A new study published in Nature Neuroscience suggests that nerve fibers, also known as axons, may not be the smooth lines that they are typically depicted as. Instead, researchers have found evidence that axons may actually be a series of bumps, resembling a garland of cranberries on a Christmas tree. This finding challenges the traditional view of axons and adds a new level of complexity to our understanding of the nervous system. However, it is important to note that this is still an emerging area of research and more studies are needed to confirm this unique structure.
Physicists have long known about the pearls-on-a-string shape observed in fluids when thin strands are stretched, forming beads. This phenomenon has been studied in viscous fluids like honey and aloe vera gel. Similarly, beads have been found on axons, which have malleable internal and external parts. The beaded structure of axons has not been systematically studied until recently, prompting researchers to investigate this unique feature further in mouse brains.
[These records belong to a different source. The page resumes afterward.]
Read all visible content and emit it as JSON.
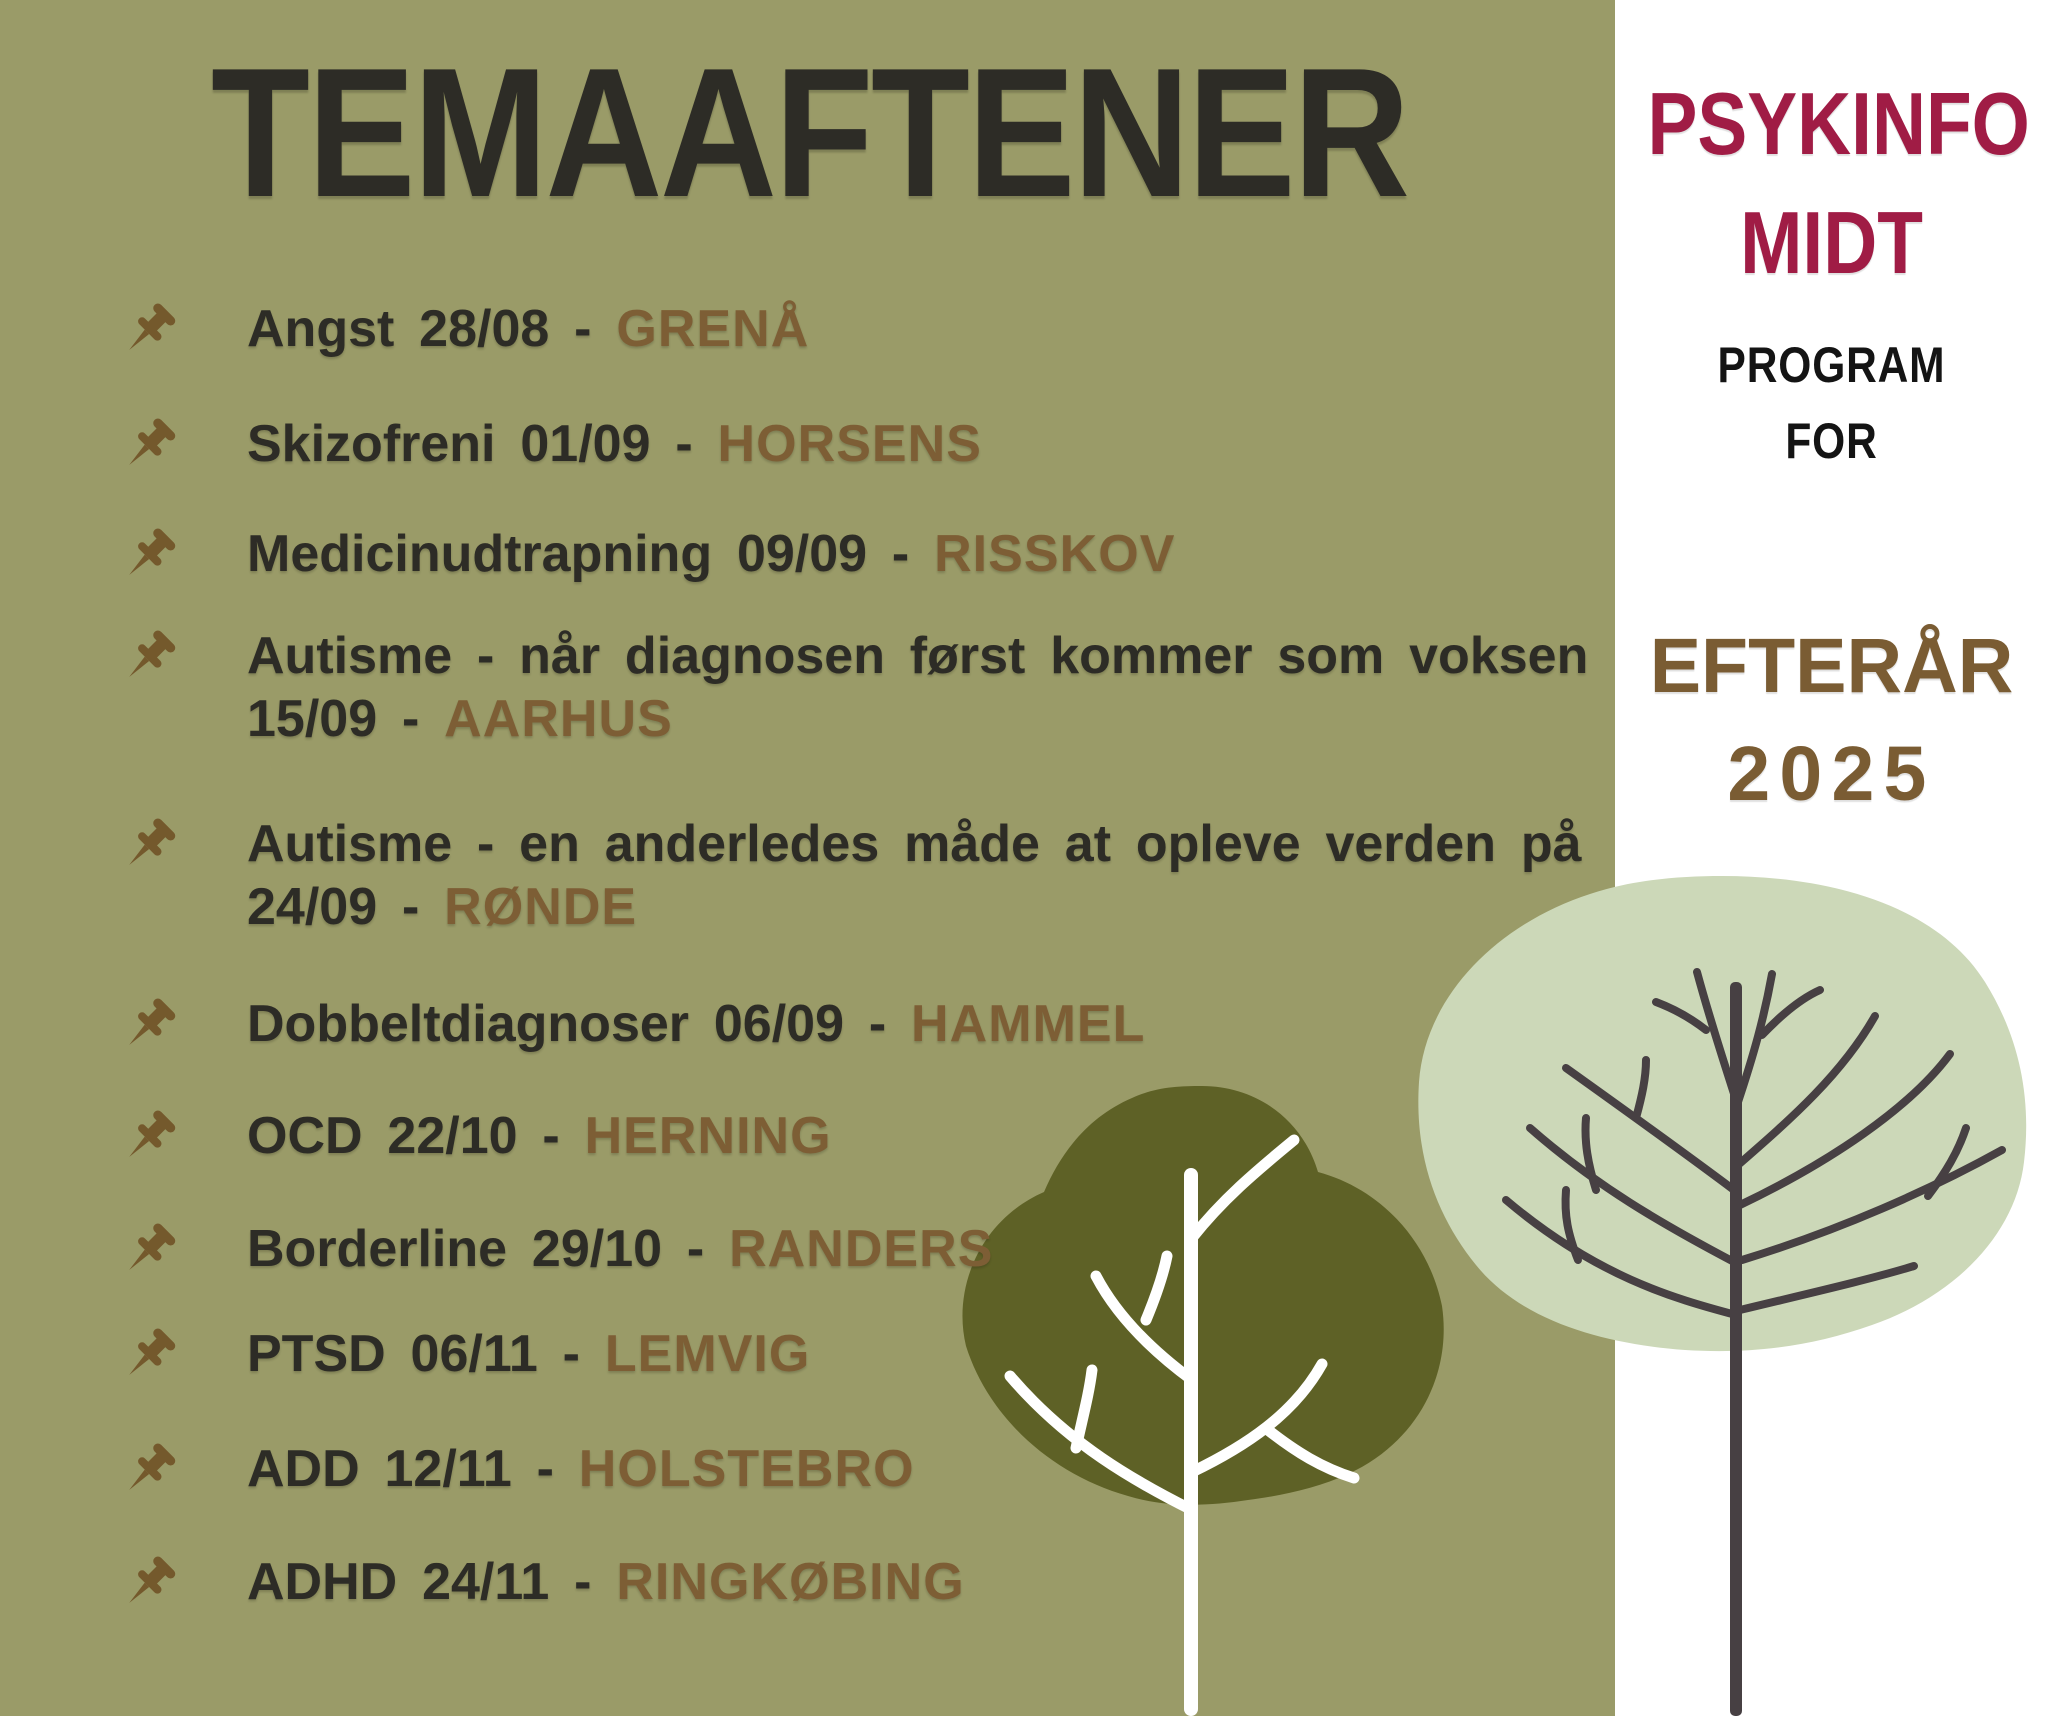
{
  "title": "TEMAAFTENER",
  "events": [
    {
      "name": "Angst",
      "date": "28/08",
      "city": "GRENÅ",
      "two_line": false
    },
    {
      "name": "Skizofreni",
      "date": "01/09",
      "city": "HORSENS",
      "two_line": false
    },
    {
      "name": "Medicinudtrapning",
      "date": "09/09",
      "city": "RISSKOV",
      "two_line": false
    },
    {
      "name": "Autisme - når diagnosen først kommer som voksen",
      "date": "15/09",
      "city": "AARHUS",
      "two_line": true
    },
    {
      "name": "Autisme - en anderledes måde at opleve verden på",
      "date": "24/09",
      "city": "RØNDE",
      "two_line": true
    },
    {
      "name": "Dobbeltdiagnoser",
      "date": "06/09",
      "city": "HAMMEL",
      "two_line": false
    },
    {
      "name": "OCD",
      "date": "22/10",
      "city": "HERNING",
      "two_line": false
    },
    {
      "name": "Borderline",
      "date": "29/10",
      "city": "RANDERS",
      "two_line": false
    },
    {
      "name": "PTSD",
      "date": "06/11",
      "city": "LEMVIG",
      "two_line": false
    },
    {
      "name": "ADD",
      "date": "12/11",
      "city": "HOLSTEBRO",
      "two_line": false
    },
    {
      "name": "ADHD",
      "date": "24/11",
      "city": "RINGKØBING",
      "two_line": false
    }
  ],
  "side_panel": {
    "brand_line1": "PSYKINFO",
    "brand_line2": "MIDT",
    "program_line1": "PROGRAM",
    "program_line2": "FOR",
    "season_line1": "EFTERÅR",
    "season_line2": "2025"
  },
  "colors": {
    "olive_bg": "#9a9b68",
    "text_dark": "#2d2c26",
    "accent_brown": "#7d5e35",
    "pin_brown": "#74592c",
    "brand_crimson": "#a01c45",
    "season_brown": "#7a5c33",
    "sage_blob": "#ccd8b8",
    "canopy_olive": "#5e6126",
    "trunk_dark": "#474043",
    "trunk_white": "#ffffff"
  }
}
The researchers used a high-pressure freezing method to preserve mouse axons in their true state without altering their shape. This method allowed them to observe axons as a series of rotund blobs connected by thin tubes. While these experiments were conducted on a type of axon that lacks myelin, further experiments have shown similar structures in myelinated axons and human axons as well. The presence of nanoscopic varicosities or blobs in axons is believed to be a result of physical mechanics, as it requires less energy to form this structure compared to a cylinder.
The shape of an axon has been shown to impact the speed at which signals travel along it, according to modeling experiments and studies in mice axons. There is also evidence from the new study suggesting that the signals moving along the axons may influence the shape of the bumps as well. However, the researchers caution that more research is needed to confirm these findings, as the freezing method used in the study may have unintentionally altered the axons. Future studies will focus on understanding how pearled axons may be affected by factors such as sleep and observing axons inside living brains to further investigate their unique structure.
While the discovery of pearled axons introduces a new perspective on nerve fiber structure, it is important to approach these findings with caution. More research is needed to determine if this is a common trait among axons or a selective phenomenon. This study challenges established beliefs about axon structure, illustrating the need for continued exploration in this field. As researchers work to uncover the significance of these pearled axons, it is clear that this discovery has the potential to reshape our understanding of the nervous system. Despite the intriguing nature of this finding, it is essential to wait for further evidence before making definitive conclusions about the structure of axons.